Clinical Observations

In this stage, which involves a growing intimacy with the primary caregiver(s), one can observe babies who are able to employ all their senses to orchestrate highly pleasurable affect in this relationship. The baby with a beautiful smile, looking at and listening to mother, experiencing her gentle touch and rhythmic movement and responding to her voice with synchronous mouth and arm and leg movements, is perhaps the most vivid example. Clinically, however, we observe babies who are not able to employ their senses to form an affective relationship with the human world. The most extreme case is a baby who actively avoids sensory and, therefore, affective contact with the human world. Human sounds, touches, and even scents are avoided with chronic gaze aversion, recoiling, flat affect, or random or nonsynchronous patterns of brightening and alerting. We also observe babies who use one or another sensory pathway to experience a pleasurable relationship with the human world but who cannot orchestrate the full range and depth of sensory experience. The baby who listens to mother’s voice with a smile but averts his gaze and looks pained at the sight of her face is an example.

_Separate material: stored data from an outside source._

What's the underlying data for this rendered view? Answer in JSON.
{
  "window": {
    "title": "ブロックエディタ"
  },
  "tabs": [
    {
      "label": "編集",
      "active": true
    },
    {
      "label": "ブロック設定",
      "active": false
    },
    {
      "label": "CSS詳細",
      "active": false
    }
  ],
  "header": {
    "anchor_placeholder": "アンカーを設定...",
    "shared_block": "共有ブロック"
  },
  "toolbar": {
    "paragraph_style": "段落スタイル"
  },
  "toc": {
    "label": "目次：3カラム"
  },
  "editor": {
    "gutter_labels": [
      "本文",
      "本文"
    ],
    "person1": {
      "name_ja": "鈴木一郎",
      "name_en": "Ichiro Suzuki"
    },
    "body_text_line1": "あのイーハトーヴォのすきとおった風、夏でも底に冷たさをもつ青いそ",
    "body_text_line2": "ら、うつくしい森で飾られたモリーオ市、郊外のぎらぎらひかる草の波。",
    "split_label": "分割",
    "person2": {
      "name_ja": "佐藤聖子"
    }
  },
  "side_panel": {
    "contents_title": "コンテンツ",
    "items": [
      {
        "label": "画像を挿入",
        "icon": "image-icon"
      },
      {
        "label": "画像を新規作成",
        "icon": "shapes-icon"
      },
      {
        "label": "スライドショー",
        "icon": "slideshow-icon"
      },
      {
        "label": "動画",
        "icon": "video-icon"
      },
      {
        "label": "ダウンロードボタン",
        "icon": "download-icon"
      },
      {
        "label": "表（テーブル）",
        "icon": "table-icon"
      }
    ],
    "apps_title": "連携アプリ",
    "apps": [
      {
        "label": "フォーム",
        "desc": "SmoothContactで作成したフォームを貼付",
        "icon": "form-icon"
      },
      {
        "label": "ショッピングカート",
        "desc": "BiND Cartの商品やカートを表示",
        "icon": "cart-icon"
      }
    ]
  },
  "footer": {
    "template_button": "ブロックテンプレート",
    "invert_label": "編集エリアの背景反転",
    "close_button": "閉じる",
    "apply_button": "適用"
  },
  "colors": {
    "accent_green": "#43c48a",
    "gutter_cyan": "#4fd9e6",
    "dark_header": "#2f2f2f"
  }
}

Forming an attachment or relationship organizes a number of discrete affective proclivities—comfort, dependency, pleasure, and joy, as well as assertiveness and curiosity in the context of a pleasurable caregiver-infant relationship. In the adaptive pattern, protest and anger are organized along with the expected positive affects as part of a baby’s emotional interest in the primary caregiver. A healthy 4-month-old can, as part of his repertoire, become negative, but then can also quickly return to mother’s beautiful smiles, loving glances, and offers of comfort. Relationship patterns, once formed, continue and develop further throughout the course of life.

By this phase, infants and children can already have major limitations in certain affect proclivities. Rather than evidencing joy, enthusiasm, or pleasure with their caregivers, they may seem emotionally flat. Similarly, rather than evidencing (periodic) assertive, curious, protesting, or angry behavior in relationship to their primary caregiver, they may only look very compliant and give shallow smiles. In addition to being constricted in their affective range, babies may also show a limitation in their organizational stability. An example is a baby who, after hearing a loud noise, cannot return to his earlier interests in the primary caregiver. Where environmental circumstances are unfavorable, or where for other reasons development continues to be disordered, early attachment or relationship difficulties may occur. If these difficulties are severe enough, they may form the basis for an ongoing deficit in the baby’s capacity to form affective human relationships and to form the basic personality structures and functions that depend on the internal organization of human experience.